We answer Yes ” to question 1.

The second question relates to the power of the General Court under the Constitution to authorize the Boston Elevated Railway Company to dissolve and liquidate its affairs as provided in said proposed bill, House No. 522, with [596]*596special reference to the votes of stockholders framed to accomplish that result. There appear to be four classes of stock in the Boston Elevated Railway Company consisting of three kinds of preferred and the common stock. The first and second preferred stocks were authorized by St. 1911, c. 740, § 2, whereby it was enacted that “Said first and second preferred stock shall have the same power of voting ... as said other [common] stock, and shall be counted with said common stock in all questions of majorities and quorums.” It is plain that such stock came into existence upon these express statutory terms and the holders thereof can claim no rights in addition to those there stipulated.
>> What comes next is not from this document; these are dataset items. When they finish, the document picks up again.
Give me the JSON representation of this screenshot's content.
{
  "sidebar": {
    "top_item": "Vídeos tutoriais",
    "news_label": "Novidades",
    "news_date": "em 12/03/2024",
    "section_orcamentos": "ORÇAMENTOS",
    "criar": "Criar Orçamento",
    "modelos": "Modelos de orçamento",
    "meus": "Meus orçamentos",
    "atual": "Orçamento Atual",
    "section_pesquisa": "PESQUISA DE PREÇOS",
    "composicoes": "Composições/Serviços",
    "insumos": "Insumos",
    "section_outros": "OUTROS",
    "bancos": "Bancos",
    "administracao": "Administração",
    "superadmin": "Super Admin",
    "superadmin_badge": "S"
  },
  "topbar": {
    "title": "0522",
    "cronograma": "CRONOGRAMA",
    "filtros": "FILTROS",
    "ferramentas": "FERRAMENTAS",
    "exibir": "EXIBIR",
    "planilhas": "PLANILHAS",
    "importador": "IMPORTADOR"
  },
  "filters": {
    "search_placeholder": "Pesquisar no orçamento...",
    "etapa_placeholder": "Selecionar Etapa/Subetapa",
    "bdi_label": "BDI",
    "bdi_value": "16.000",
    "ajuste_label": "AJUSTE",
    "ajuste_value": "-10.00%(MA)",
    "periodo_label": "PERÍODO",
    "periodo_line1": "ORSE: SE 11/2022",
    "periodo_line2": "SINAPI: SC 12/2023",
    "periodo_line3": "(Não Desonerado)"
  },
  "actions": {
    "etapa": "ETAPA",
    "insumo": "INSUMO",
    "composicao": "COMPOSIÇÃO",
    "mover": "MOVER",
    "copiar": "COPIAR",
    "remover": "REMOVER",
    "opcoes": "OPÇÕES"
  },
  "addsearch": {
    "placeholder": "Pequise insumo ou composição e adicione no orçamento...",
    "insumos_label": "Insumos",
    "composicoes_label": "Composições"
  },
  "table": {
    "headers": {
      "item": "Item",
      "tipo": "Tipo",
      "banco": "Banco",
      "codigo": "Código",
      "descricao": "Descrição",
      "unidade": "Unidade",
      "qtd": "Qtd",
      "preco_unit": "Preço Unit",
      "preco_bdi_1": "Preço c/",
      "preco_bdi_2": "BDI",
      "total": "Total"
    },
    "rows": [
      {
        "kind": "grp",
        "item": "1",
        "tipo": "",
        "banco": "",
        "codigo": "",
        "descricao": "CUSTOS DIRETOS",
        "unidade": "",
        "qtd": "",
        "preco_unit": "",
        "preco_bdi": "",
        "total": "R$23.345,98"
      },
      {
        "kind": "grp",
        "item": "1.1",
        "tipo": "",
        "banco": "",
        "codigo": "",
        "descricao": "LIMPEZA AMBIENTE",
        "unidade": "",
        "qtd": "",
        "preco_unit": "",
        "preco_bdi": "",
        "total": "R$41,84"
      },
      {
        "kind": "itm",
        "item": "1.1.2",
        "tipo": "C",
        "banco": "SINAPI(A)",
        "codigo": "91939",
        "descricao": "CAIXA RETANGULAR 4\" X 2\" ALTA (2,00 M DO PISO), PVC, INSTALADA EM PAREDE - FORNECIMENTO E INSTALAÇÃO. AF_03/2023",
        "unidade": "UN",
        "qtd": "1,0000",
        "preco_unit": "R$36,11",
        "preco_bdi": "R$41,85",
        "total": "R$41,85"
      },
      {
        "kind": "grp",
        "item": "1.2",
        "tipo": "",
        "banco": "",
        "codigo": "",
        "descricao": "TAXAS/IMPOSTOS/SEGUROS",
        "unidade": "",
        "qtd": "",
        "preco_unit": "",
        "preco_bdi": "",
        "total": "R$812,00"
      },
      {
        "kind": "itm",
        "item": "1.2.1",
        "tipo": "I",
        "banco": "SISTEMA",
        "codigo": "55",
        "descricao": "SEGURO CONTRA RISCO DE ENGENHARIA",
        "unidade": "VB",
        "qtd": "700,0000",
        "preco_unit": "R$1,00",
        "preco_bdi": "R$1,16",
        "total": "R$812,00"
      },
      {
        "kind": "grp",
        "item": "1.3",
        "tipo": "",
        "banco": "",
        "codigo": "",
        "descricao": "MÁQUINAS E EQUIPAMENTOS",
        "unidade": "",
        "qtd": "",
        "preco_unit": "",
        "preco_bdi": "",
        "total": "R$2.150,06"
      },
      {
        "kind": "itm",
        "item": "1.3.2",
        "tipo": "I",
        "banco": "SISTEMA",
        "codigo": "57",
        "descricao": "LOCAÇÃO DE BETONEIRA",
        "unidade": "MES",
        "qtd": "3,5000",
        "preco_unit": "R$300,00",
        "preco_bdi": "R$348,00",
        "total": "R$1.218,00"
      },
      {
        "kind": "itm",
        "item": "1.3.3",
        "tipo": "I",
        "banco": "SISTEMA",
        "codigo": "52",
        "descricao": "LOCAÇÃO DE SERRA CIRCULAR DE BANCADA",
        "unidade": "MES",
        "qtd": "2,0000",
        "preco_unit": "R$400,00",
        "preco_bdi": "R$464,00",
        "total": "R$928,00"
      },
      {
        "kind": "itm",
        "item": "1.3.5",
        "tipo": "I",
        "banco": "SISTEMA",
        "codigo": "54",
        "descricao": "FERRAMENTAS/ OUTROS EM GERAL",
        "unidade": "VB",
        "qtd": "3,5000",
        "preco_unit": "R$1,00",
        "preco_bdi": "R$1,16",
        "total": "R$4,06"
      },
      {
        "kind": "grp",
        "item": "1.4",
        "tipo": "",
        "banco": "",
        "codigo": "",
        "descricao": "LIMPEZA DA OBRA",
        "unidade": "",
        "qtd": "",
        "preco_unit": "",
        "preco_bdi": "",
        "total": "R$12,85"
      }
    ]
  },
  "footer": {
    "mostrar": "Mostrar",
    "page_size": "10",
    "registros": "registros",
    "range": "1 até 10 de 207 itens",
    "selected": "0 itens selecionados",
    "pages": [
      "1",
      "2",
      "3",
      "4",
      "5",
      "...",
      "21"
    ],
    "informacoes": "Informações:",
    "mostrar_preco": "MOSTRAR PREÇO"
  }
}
These two classes of stock stand upon the same footing touching all matters of voting on corporate affairs as does the common stock. The other class of preferred stock was authorized by Spec. St. 1918, c. 159, § 5. It was there described simply as preferred stock. No express provision was made in that statute respecting the voting power of this stock. It was provided however that it “shall be subject. . . to such preferences in liquidation, as the stockholders may determine, and shall be subject to retirement at the request of the trustees or after the period of public operation” at a stated price. We are not informed whether any such preferences have been determined by the stockholders, nor, if there are any, what they are. The rights of the holders of this stock with reference to voting are not specified. We are of opinion that therefore they are on the same basis in this particular as holders of the other two classes of preferred stock and of the common stock. Hale v. Cheshire Railroad, 161 Mass. 443, 445. It follows that under existing statutes all the stockholders are on an equality with respect to voting on the subject of sale of property and liquidation of the affairs of the railway company. There is no provision that in voting upon any questions the holders of the several classes of stock shall vote separately or as a unit, or have any special privileges or powers one over another.

It is a general principle of the administration of corporations that the majority in value of the stockholders declare the policy of the corporation in the absence of special pro-

[597]*597visions to the contrary. Treadwell v. Salisbury Manuf. Co.